Dyrektor Generalny Lasów Państwowych w reakcji na rosnące ceny opału określił 26 maja 2022 r. wytyczne, które mają wspierać możliwość "nabywania przez konsumentów - odbiorców indywidualnych, surowca drzewnego do celów opałowych". Resort podkreślił, że dokłada wszelkich starań, aby zapewnić gospodarstwom domowym dostępność drewna opałowego.
Decyzja dyrekcji Lasów oznacza, że drewno najniżej jakości w pierwszej kolejności mogą kupić lokalni mieszkańcy. "W ten sposób Lasy Państwowe starają się przeciwdziałać trendom inflacyjnym i rosnącym cenom energii" - czytamy. Wiceminister klimatu i środowiska Edward Siarka odniósł się do wysokich cen opału i ma jeszcze jeden sposób na radzenie sobie z nimi.
Cały czas obowiązuje, za zgodą leśniczego, możliwość zbierania gałęzi na opał. W tym roku po rozpoczęciu wojny w Ukrainie i zawirowaniu na rynku energii wzrosły zapytania do nadleśnictw o wskazanie terenu i zgodę na pozyskiwanie drewna opałowego w lokalnych lasach. Priorytetowo należało zadbać, by pierwszeństwo samopozyskiwania drewna miały społeczności lokalne
- powiedział wiceszef tego resortu w komunikacie z 26 maja.
Więcej informacji z Polski przeczytasz na stronie głównej Gazeta.pl
Rzecznik rządu Piotr Muller został zapytany w czwartek o wypowiedź dot. zbierania gałęzi w lesie do celów opałowych. - Czy te słowa pana ministra Siarki o zbieraniu chrustu to jest sposób na rosnące ceny opału? - zapytała dziennikarka. - Nie znam tej sprawy, trudno mi skomentować - skwitował rzecznik.
"Po 7 latach rozkręcania inflacji, nakręcania drożyzny, rząd informuje Polaków o możliwości zbierania chrustu w lasach" - skomentował słowa Siarki poseł PO Krzysztof Brejza.
Jak przypomina na Twitterze profil "Nasze Lasy", zbieranie gałęzi w lesie wymaga specjalnego zezwolenia Lasów Państwowych. "Kara grozi nawet za 'kradzież' gałęzi na ognisko" - podkreślono.
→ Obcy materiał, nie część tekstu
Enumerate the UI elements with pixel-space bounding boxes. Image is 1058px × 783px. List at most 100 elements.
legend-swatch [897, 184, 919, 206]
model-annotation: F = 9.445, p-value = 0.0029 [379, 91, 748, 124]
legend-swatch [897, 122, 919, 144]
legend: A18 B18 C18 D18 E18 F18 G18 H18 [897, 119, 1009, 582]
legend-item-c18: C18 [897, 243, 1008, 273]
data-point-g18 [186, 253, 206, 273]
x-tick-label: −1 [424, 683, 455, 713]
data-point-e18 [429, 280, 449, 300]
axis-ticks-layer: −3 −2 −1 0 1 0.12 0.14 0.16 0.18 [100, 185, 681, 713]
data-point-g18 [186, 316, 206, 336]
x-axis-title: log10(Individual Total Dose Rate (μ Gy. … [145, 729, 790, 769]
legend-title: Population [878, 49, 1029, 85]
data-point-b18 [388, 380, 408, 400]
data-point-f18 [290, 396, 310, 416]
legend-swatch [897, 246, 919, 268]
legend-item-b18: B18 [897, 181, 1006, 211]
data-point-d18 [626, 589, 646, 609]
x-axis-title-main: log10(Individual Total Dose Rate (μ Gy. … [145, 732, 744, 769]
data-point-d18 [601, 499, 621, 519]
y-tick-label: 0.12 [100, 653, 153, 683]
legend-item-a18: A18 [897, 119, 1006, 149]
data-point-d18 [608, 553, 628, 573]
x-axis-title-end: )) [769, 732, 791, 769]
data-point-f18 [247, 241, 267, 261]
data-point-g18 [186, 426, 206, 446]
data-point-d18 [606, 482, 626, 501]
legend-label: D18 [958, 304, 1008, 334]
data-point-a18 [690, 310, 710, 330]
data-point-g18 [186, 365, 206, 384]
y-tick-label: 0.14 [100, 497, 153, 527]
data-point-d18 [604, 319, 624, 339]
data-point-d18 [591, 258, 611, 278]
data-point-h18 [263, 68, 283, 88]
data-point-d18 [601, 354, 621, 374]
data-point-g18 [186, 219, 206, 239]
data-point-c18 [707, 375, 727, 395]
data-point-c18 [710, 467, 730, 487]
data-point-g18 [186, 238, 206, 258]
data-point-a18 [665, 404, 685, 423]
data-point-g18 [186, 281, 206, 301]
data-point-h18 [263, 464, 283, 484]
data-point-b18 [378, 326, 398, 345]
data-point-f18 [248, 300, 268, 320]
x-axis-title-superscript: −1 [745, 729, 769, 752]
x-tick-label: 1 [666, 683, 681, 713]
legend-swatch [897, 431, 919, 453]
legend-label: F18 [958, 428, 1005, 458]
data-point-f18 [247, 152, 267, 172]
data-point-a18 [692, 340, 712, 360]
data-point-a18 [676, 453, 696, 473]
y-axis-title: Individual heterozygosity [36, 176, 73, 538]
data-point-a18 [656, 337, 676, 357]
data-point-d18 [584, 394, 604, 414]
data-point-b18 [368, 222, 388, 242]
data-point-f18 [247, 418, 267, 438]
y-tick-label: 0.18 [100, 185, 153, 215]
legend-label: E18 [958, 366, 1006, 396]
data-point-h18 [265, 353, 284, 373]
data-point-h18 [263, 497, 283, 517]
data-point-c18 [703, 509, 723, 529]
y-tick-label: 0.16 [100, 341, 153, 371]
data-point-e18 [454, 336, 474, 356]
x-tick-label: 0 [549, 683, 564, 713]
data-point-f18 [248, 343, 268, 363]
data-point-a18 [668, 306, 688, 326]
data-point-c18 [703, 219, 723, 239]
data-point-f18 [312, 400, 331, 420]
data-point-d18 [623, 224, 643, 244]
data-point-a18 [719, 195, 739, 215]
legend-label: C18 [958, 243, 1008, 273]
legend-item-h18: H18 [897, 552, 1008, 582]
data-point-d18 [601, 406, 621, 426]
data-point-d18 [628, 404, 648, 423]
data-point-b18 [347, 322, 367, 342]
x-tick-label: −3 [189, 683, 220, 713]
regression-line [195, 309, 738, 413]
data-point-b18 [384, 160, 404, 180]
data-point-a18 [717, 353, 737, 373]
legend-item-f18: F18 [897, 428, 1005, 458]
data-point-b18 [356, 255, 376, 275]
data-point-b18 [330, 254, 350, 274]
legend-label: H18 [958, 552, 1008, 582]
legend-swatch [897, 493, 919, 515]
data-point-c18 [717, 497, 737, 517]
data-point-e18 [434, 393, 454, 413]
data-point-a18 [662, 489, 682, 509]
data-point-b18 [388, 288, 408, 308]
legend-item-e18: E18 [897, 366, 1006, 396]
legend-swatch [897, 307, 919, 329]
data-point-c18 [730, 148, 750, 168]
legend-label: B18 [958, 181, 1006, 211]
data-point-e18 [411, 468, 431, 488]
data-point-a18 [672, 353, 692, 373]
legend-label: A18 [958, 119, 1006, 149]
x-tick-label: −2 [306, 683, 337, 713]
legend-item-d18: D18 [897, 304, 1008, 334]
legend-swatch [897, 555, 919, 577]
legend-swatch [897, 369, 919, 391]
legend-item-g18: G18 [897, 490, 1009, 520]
W osobnym wpisie profil "Nasze Lasy" zauważa, że nastąpił "bezprecedensowy wzrost cen drewna" - w 2021 r. w skrajnych przypadkach było to nawet 200-300 proc. "Pewnej grupie puchną portfele" - czytamy.
Minister rozwoju Waldemar Buda zapowiadał 11 maja w rozmowie z "Dziennikiem Gazetą Prawną", że rząd będzie dążył do zwiększenia dostępności drewna dla polskich przetwórców. Spore problemy w tym zakresie wywołała bowiem wojna w Ukrainie. Buda mówił, że drewno stanie się surowcem strategicznym.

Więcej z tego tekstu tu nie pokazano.